Forum Discussion
WiFi WPA2 Enterprise seamless sign-on
- Mar 11, 2019
Forgot to update this.
Short answer: If the computer is only joined to Azure AD, WPA2 Enterprise seamless authentication is not possible.
As of now (March 2019) it is not possible to have seamless (users are not prompted for authentication) WPA2 Enterprise authentication when the computers (Windows 10) are not joined to an on-premise AD (only joined to Azure AD). This is because winlogon credentials contains a cloud user which will not be allowed to authenticate automatically on RADIUS (radius is using the on-premise AD).
Forgot to update this.
Short answer: If the computer is only joined to Azure AD, WPA2 Enterprise seamless authentication is not possible.
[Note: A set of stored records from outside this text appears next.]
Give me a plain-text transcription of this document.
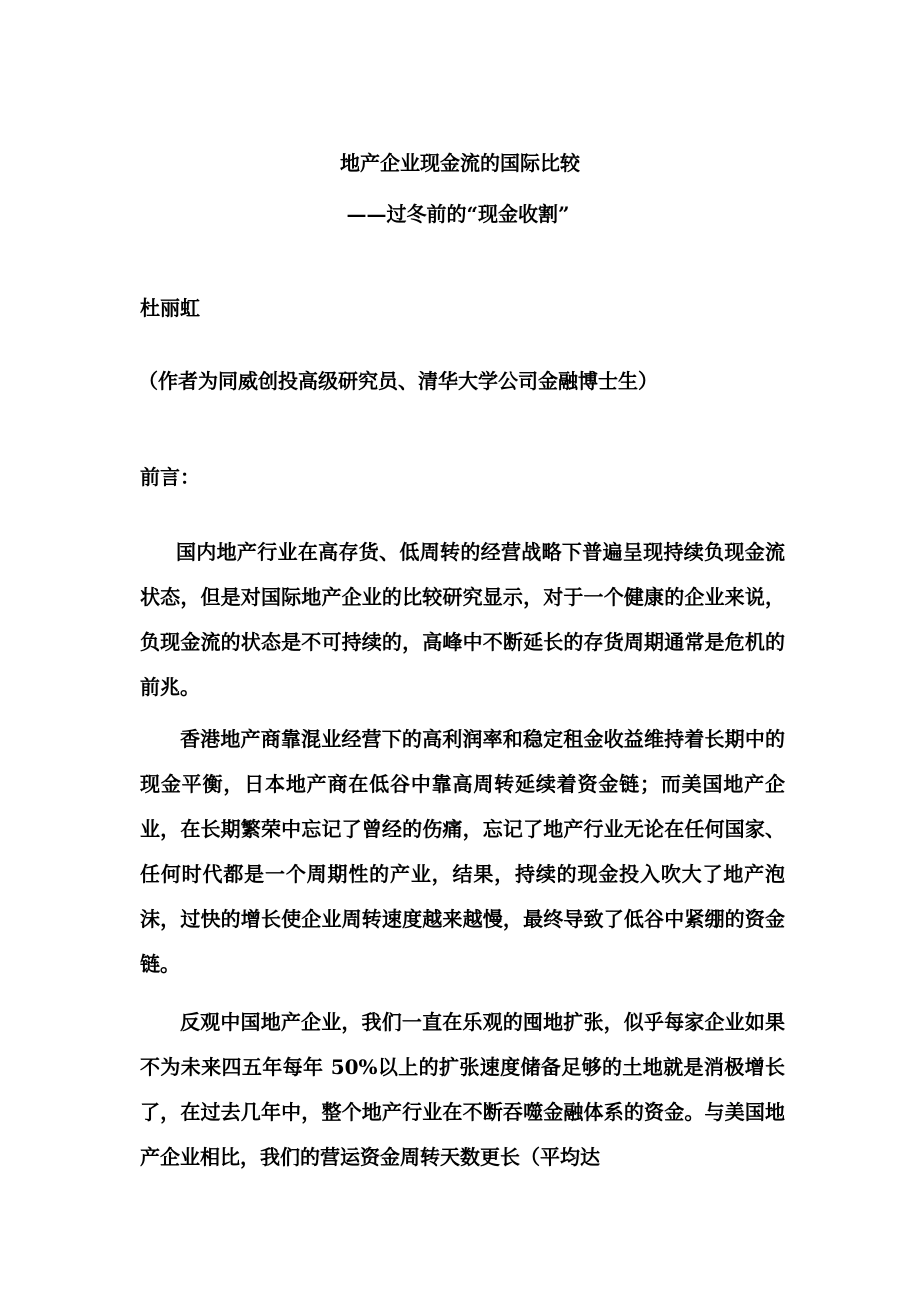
地产企业现金流的国际比较
——过冬前的“现金收割”
杜丽虹
（作者为同威创投高级研究员、清华大学公司金融博士生）
前言：

国内地产行业在高存货、低周转的经营战略下普遍呈现持续负现金流状态，但是对国际地产企业的比较研究显示，对于一个健康的企业来说，负现金流的状态是不可持续的，高峰中不断延长的存货周期通常是危机的前兆。

香港地产商靠混业经营下的高利润率和稳定租金收益维持着长期中的现金平衡，日本地产商在低谷中靠高周转延续着资金链；而美国地产企业，在长期繁荣中忘记了曾经的伤痛，忘记了地产行业无论在任何国家、任何时代都是一个周期性的产业，结果，持续的现金投入吹大了地产泡沫，过快的增长使企业周转速度越来越慢，最终导致了低谷中紧绷的资金链。

反观中国地产企业，我们一直在乐观的囤地扩张，似乎每家企业如果不为未来四五年每年 50%以上的扩张速度储备足够的土地就是消极增长了，在过去几年中，整个地产行业在不断吞噬金融体系的资金。与美国地产企业相比，我们的营运资金周转天数更长（平均达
As of now (March 2019) it is not possible to have seamless (users are not prompted for authentication) WPA2 Enterprise authentication when the computers (Windows 10) are not joined to an on-premise AD (only joined to Azure AD). This is because winlogon credentials contains a cloud user which will not be allowed to authenticate automatically on RADIUS (radius is using the on-premise AD).
- Apr 23, 2019
Thanks for sharing with everyone. Where you able to discuss the scenarie if user is hybrid and device is cloud only? rajeshkhanikar
- Ben NicholsMay 20, 2019Copper Contributor
rajeshkhanikarBut what about doing device level authentication? I presume the device will be able to enrol via NDES for a certificate and then authenticate via 802.1x at a machine level.
- Ben NicholsJun 11, 2019Copper Contributor
I have made this work. CA + NDES with Intune SCEP enrolment policy to issue user certificates. Intune WiFi profile for EAP-TLS authentication and finally a FreeRadius Linux RADIUS server to do the authenitcation. This is seamless. You cant use NPS as the RADIUS server, as that always attempt to authenticate to AD (requiring domain join or a nasty manual certificate mapping setup). FreeRadius can be configured to just validate the client certificate only.
- rajeshkhanikarJun 12, 2019Brass Contributor
Ben Nichols Yes, certificate based authentication is an option. In our case requirement was to use only Azure AD, without any on-premise servers (no federated AD) or VMs on cloud. Using only Azure AD, cloud only users, currently it is not possible.